Sure! Let's solve this step by step:
### 1. Write down the equilibrium expression:
For the reaction:
[tex]\[ 3 H_2(g) + N_2(g) \rightleftharpoons 2 NH_3(g) \][/tex]
The equilibrium constant expression ([tex]\( K_{eq} \)[/tex]) is given by:
[tex]\[ K_{eq} = \frac{[NH_3]^2}{[H_2]^3 \cdot [N_2]} \][/tex]
### 2. Insert the given equilibrium values:
- [tex]\( K_{eq} = 1.7 \times 10^2 \)[/tex]
- [tex]\( [H_2] = 0.13 \)[/tex] M
- [tex]\( [N_2] = 0.025 \)[/tex] M
We need to find the concentration of [tex]\( NH_3 \)[/tex], denoted as [tex]\( [NH_3] \)[/tex].

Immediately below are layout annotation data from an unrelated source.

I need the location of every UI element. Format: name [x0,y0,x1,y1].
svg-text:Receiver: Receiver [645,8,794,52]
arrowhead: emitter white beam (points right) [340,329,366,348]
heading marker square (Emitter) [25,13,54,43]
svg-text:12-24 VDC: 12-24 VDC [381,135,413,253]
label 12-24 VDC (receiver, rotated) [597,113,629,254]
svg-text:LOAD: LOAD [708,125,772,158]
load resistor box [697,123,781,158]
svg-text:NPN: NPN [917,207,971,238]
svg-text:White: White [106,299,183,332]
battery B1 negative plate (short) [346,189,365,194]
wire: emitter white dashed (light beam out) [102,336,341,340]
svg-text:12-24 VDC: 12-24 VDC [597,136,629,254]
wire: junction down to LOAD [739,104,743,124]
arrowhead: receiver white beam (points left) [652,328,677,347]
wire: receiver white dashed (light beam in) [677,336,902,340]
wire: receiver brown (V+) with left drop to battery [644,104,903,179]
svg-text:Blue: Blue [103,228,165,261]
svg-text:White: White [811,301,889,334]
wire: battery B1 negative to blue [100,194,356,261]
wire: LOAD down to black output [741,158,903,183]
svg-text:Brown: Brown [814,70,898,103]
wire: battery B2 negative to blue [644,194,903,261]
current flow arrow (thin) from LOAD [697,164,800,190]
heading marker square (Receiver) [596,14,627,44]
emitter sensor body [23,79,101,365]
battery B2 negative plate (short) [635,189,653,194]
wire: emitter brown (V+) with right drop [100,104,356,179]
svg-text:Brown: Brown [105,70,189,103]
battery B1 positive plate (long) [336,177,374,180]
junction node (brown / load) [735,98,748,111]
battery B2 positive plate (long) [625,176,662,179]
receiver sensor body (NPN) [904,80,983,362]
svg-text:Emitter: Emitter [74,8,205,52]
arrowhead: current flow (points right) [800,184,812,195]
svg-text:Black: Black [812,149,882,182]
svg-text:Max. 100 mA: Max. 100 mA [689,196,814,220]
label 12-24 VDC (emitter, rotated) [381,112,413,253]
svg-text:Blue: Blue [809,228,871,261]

### 3. Calculate the concentration of [tex]\( [H_2]^3 \)[/tex]:
[tex]\[ [H_2]^3 = (0.13)^3 = 0.002197 \][/tex]
### 4. Use the equilibrium constant to solve for [tex]\( [NH_3]^2 \)[/tex]:
[tex]\[ K_{eq} = \frac{[NH_3]^2}{[H_2]^3 \cdot [N_2]} \][/tex]
Rearranging for [tex]\( [NH_3]^2 \)[/tex]:
[tex]\[ [NH_3]^2 = K_{eq} \cdot [H_2]^3 \cdot [N_2] \][/tex]
[tex]\[ [NH_3]^2 = 1.7 \times 10^2 \cdot 0.002197 \cdot 0.025 \][/tex]
[tex]\[ [NH_3]^2 = 0.00933725 \][/tex]
### 5. Solve for [tex]\( [NH_3] \)[/tex]:
[tex]\[ [NH_3] = \sqrt{0.00933725} \][/tex]
[tex]\[ [NH_3] \approx 0.09663 \][/tex]
### 6. Expressing the concentration to two significant figures:
[tex]\[ [NH_3] = 0.097 \, \text{M} \][/tex]
### Final Answer:
[tex]\[ \left[ NH_3 \right] = 0.097 \, \text{M} \][/tex]
Therefore, the molar concentration of [tex]\( NH_3 \)[/tex] at equilibrium is [tex]\( 0.097 \)[/tex] M.